En las últimas décadas ha dominado en el mundo intelectual la tendencia a considerar esta distinción como una barbaridad, ya que conllevaría menosprecio a los pueblos indígenas, pertenecientes a lo que en otra época se llamaba la "prehistoria". Esta perspectiva se ha transformado en lo políticamente correcto, al punto de que está bien visto denostar a la civilización como realidad opresiva, siguiendo una interpretación unilateral de Freud, en cierta medida ajustada a los mass media . Entre los malos de la película que hay que citar canónicamente, dando testimonio de que se lo condena, está el argentino Domingo Faustino Sarmiento, por haber denostado a la barbarie.
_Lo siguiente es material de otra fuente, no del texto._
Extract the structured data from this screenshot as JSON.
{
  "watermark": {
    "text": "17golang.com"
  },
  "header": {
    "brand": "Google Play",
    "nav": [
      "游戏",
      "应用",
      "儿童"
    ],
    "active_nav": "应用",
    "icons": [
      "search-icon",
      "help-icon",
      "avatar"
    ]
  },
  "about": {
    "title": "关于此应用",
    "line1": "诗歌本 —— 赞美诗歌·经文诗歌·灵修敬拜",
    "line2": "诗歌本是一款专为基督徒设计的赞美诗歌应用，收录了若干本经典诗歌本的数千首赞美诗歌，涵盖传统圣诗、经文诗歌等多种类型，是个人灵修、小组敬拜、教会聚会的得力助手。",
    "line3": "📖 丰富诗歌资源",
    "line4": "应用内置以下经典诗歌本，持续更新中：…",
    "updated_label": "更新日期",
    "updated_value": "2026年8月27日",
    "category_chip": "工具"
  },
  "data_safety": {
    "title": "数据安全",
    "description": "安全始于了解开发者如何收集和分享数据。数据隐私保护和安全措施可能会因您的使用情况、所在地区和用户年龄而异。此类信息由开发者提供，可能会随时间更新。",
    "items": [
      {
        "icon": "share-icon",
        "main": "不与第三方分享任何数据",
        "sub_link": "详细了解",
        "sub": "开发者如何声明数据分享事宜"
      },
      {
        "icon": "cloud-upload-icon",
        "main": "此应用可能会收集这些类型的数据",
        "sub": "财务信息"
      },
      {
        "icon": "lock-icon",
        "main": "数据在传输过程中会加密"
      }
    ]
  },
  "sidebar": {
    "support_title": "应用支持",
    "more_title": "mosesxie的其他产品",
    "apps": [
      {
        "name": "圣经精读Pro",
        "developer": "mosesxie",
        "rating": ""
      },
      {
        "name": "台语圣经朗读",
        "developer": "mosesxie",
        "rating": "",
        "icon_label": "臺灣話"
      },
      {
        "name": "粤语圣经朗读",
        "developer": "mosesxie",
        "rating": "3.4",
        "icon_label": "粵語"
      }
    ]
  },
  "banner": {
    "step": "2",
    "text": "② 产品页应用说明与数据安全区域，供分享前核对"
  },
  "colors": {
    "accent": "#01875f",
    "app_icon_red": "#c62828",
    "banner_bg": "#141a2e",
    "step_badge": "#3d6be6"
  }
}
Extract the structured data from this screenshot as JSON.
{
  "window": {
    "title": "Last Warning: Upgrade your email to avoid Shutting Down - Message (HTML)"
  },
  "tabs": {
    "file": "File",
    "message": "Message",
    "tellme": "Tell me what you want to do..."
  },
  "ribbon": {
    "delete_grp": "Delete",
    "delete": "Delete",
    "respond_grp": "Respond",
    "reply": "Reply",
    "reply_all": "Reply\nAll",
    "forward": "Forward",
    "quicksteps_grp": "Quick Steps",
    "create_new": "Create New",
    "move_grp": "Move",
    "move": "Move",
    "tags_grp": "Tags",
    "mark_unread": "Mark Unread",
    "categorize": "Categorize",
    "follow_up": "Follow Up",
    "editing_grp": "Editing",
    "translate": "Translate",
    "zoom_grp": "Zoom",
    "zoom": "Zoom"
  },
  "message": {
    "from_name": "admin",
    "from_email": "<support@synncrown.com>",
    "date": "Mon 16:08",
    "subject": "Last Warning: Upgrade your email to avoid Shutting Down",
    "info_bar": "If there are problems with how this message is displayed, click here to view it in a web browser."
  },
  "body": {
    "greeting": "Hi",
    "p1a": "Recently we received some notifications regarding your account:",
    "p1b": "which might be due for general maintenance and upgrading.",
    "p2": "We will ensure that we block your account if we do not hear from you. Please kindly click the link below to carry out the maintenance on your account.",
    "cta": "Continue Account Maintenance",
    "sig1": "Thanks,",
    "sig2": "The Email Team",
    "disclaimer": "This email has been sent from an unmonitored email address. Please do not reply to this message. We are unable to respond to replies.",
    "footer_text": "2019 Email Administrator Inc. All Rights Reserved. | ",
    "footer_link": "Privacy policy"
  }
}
Es un craso error ver en esta dicotomía una antinomia insuperable. Desde fines del siglo XVIII, por lo demás, se viene insistiendo en que en los mitos y costumbres de la sociedad arcaica (pueblos de la prehistoria, bárbaros, primitivos, etcétera -hay muchas maneras de llamarlos-) residen una sabiduría y un mensaje válidos para la sociedad civilizada. Esta última es la que desarrolló la escritura, la agricultura, la industria, la ciudad, el Estado, la complejidad económica. Lo "barbárico" son decenas de miles de años en que se desarrollan las raíces de la sociedad humana, que no se desvanecen con el nacimiento de la civilización. Si hay proclividad a borrar sus vestigios como una rémora o vergüenza, pervive, por otra parte, en la nostalgia por una presunta pureza perdida, en el corazón de las creaciones culturales, en los momentos fecundos de la humanidad, en el espíritu; en el arte, incluso en lo que llamamos pensamiento.
Sin embargo, todo lo que se pueda y deba apreciar sobre este trasfondo de la existencia humana se lleva a cabo desde la perspectiva del hombre civilizado. La civilización es su espacio de vida y de posibilidades. No porque algo o mucho de la "maldición de Freud" -de que la civilización tiene en sí misma un alma enferma- sea del todo falso. Recordemos que lo que desarrolla el ser humano está aquejado de la imperfección, que a veces puede tener un rostro atroz, pero es nuestra base y, en muchos sentidos, la fuente de lo que nos protege. Existimos para sortear esos problemas, y en eso aflora lo que llamamos el esplendor de lo humano, y también surge esa pequeña felicidad posible, la mejor de todas, la buena vida para la persona, la familia, la sociedad.
La búsqueda y el rescate de lo "primitivo" dependen también de la misma civilización, obra que no puede salir adelante sin que esta supervivencia se articule con el capital cultural y político de la civilización. Habrá por ahí y por allá -en la selva amazónica, por ejemplo- alguna tribu que por ahora se debería mantener intacta con una extrema forma de conservación, mientras se divisa alguna manera para incorporarlos que no les infiera un daño irreparable.
No es el caso de los mapuches; de ninguna manera. Entre otras razones, porque en la mayoría de ellos convive su mestizaje práctico en las ciudades de Chile. Si queremos hacerles daño, no hay método más seguro que pensarlos como una suerte de primitivos. Por comprensible que sea el interés antropológico por formar una cristalización, un museo viviente -en sí mismo, una voluntad de la civilización-, sería imposible aislarlos en una cápsula del tiempo. Hace siglos que ya no lo están.
Por lo demás, salta a la vista que gran parte del llamado conflicto surgió de dilemas globales del presente, no de una garganta profunda de la historia. Desde siempre la civilización ha sido un atado de contradicciones; ahí está su gracia, la convivencia de los opuestos. De allí debe surgir una política creativa en este sentido.
Si queremos hacerles daño a los mapuches, no hay método más seguro que pensarlos como una suerte de primitivos. Sería imposible aislarlos en una cápsula del tiempo. Hace siglos que ya no lo están.